The usual season for applying most organic manures is upon us and Farming Rules for Water are very much in members’ minds. The NFU is challenging the Environment Agency’s recent interpretation of the rules, which will have severe impacts on autumn cultivations.

Environment Forum chair Richard Bramley takes a look at the issues:

The quality of the water in our rivers and streams isn’t great. It has been much worse in the past, and great strides have been made to improve it, but there are still issues. Farms are one of the sources of these issues.

Current estimates say that around 40% of water pollution is from farms and other rural sources, which, along with water companies, puts farm practice very much in the sights of the regulators.

In order to address this, the Environment Agency (EA) put forward its ‘interpretation’ of the Farming Rules for Water, which were created in 2018. The EA’s approach has been to focus on only one aspect of organic manures – namely their nutrient content – which means that nitrogen, and to a degree, phosphorus, are the key elements of interest.

What to do with by-products

Yet in adopting this approach, the agency has fundamentally failed to recognise the huge amount of additional benefits organic manures have over their very distant manufactured cousins.

Moreover, there is the question of just what to do with all this stuff, either produced by our livestock, by our anaerobic digestion plants using our waste (often un-sold foods), or produced in every toilet in every household in the land.

Aiding regenerative agriculture

Aside from providing valuable nutrients, organic manures add organic matter to soils, they feed soil microbes (biota), they improve crop and grass health and production, and importantly recycle nutrients. The help create a circular system that doesn’t need supplementing as much with manufactured fertilisers via the carbon-intensive Haber-Bosch process, or some form of mining in a far-flung land.

In short, they contribute to biodiversity, soil health, resilience to climate extremes and the rural economy. They are a key element of sustainable production and the much-favoured ‘regenerative’ approach to agriculture.

Yet, this autumn, there are now huge questions on the use of these valuable products.

Frustrations with the Environment Agency

Discussions on the interpretation of Farming Rules for Water have been ongoing between the NFU and the EA now for months. We have made the obvious and some less obvious points. We have laid bare the likely impacts if this ‘interpretation’ is to be seen through, and these impacts are also seen in the AHDB report, which demonstrates the potential effects on farms' functionality and economics, as well as the environmental impacts.

High-level letters have been written to the Secretary of State and other ministers. As I write, these letters haven’t received a response.

Many meetings have been had and in the end the EA said that a Regulatory Position Statement would be prepared to provide clarity and offer guidance to the very unclear situation.

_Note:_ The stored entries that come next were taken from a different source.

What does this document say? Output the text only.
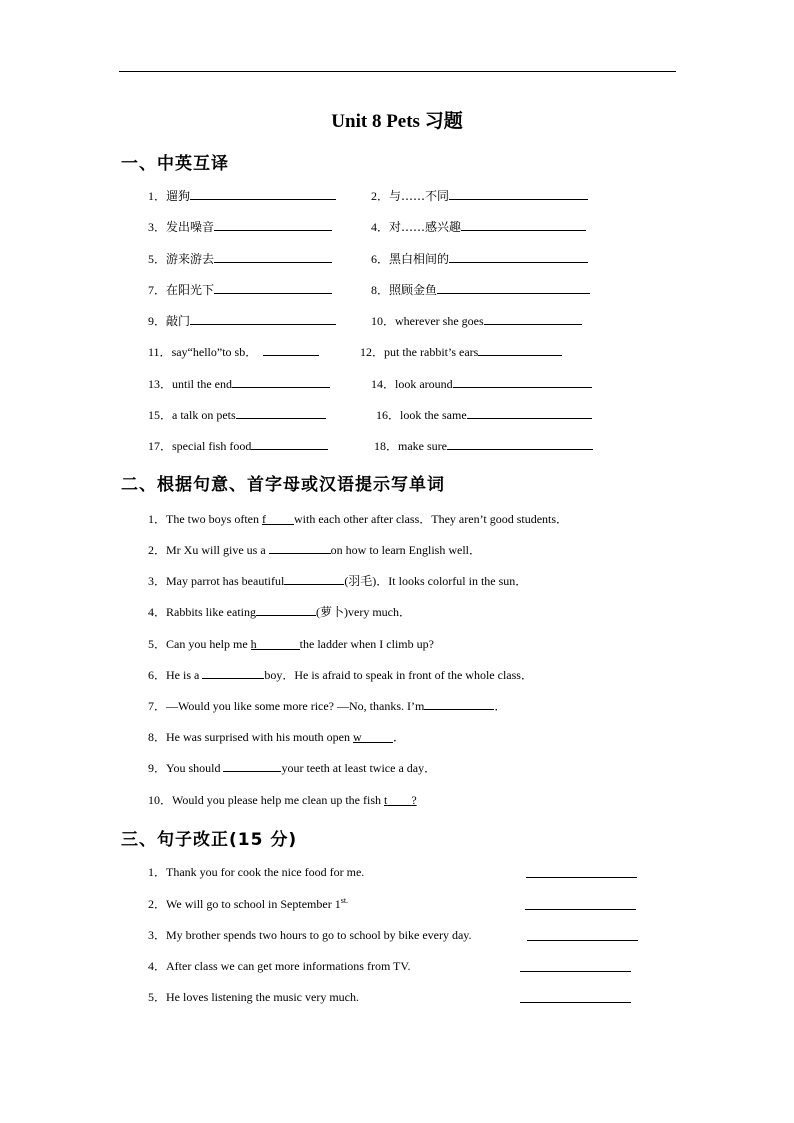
Unit 8 Pets 习题
一、中英互译
1．遛狗	2．与……不同
3．发出噪音	4．对……感兴趣
5．游来游去	6．黑白相间的
7．在阳光下	8．照顾金鱼
9．敲门	10．wherever she goes
11．say“hello”to sb．	12．put the rabbit’s ears
13．until the end	14．look around
15．a talk on pets	16．look the same
17．special fish food	18．make sure
二、根据句意、首字母或汉语提示写单词
1．The two boys often f with each other after class．They aren’t good students．
2．Mr Xu will give us a	on how to learn English well．
3．May parrot has beautiful	(羽毛)．It looks colorful in the sun．
4．Rabbits like eating	(萝卜)very much．
5．Can you help me h	the ladder when I climb up?
6．He is a	boy．He is afraid to speak in front of the whole class．
7．—Would you like some more rice? —No, thanks. I’m	．
8．He was surprised with his mouth open w	．
9．You should	your teeth at least twice a day．
10．Would you please help me clean up the fish t ?
三、句子改正(15 分)
1．Thank you for cook the nice food for me.
2．We will go to school in September $1^{st.}$
3．My brother spends two hours to go to school by bike every day.
4．After class we can get more informations from TV.
5．He loves listening the music very much.
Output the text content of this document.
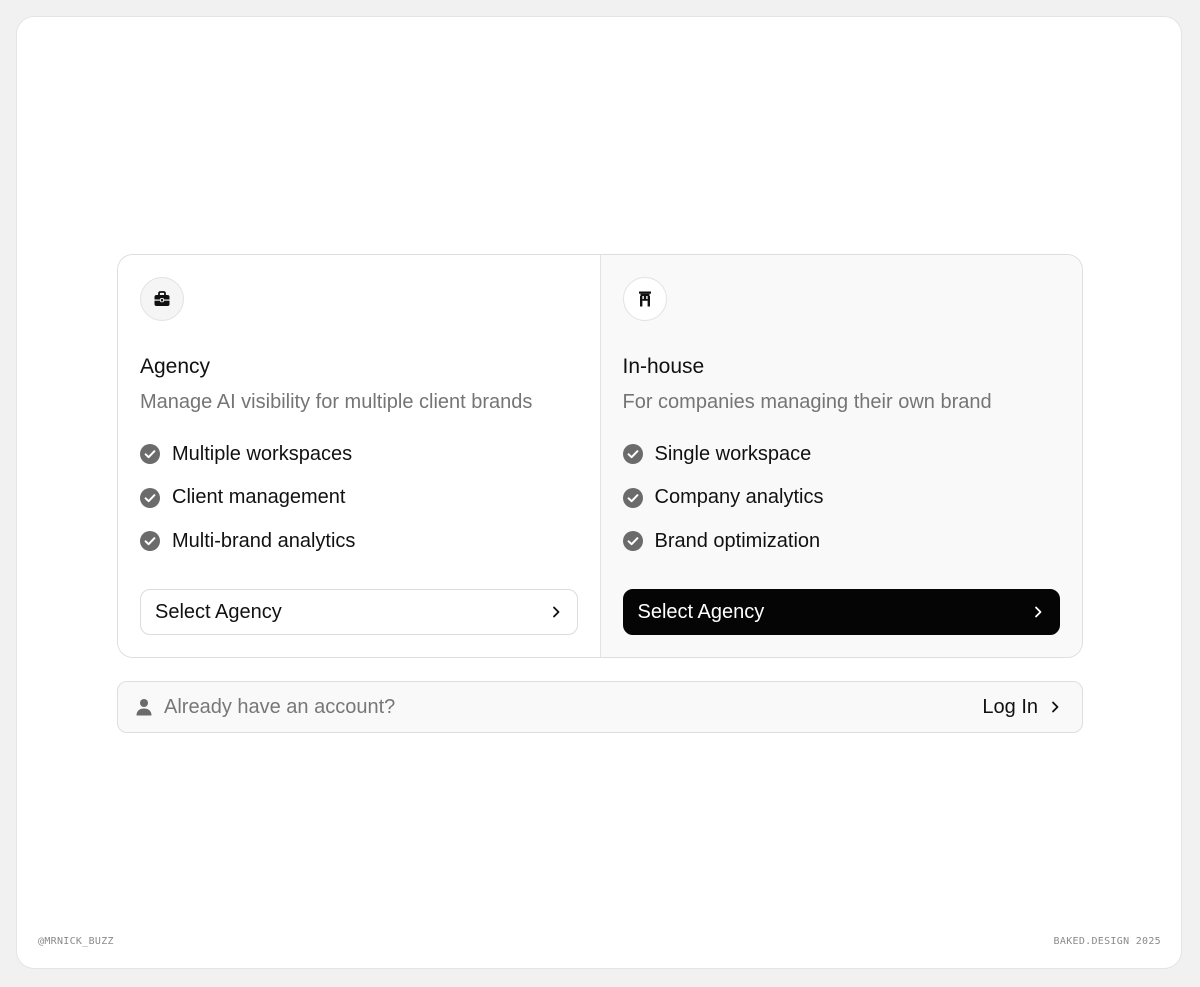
Agency
Manage AI visibility for multiple client brands
Multiple workspaces
Client management
Multi-brand analytics
Select Agency
In-house
For companies managing their own brand
Single workspace
Company analytics
Brand optimization
Select Agency
Already have an account?	Log In
@MRNICK_BUZZ	BAKED.DESIGN 2025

That was published on Tuesday 3 August with no proper consultation with industry regarding it’s practicality, and provides very little clarity.

We need more time

Organic manures are of intrinsic importance to farm production and waste management. They are valuable and need to be treated as such. They need to be used in the best way to avoid impact on water quality, something that most farms have been working on for many years.

More investment is needed, more support and guidance, but above all, more time for this transition to continue.

We must stop relying on imports

I hope that our imported competitors pay as much attention to their production as we do here – and on that subject we cannot escape the government focus on ‘outsourcing’ our food supply.

We have a worrying trend of increasing reliance on food from elsewhere in the globe, often from countries with considerably more environmental challenges. Bringing food here, passing through our livestock, ourselves, or worse still throwing it straight in the bin, will produce effluent waste. And this will need a home.

A more UK-focused, circular nutrient system is the answer, but this will take time. In the meantime, the clock is ticking and for now normal good practice should resume.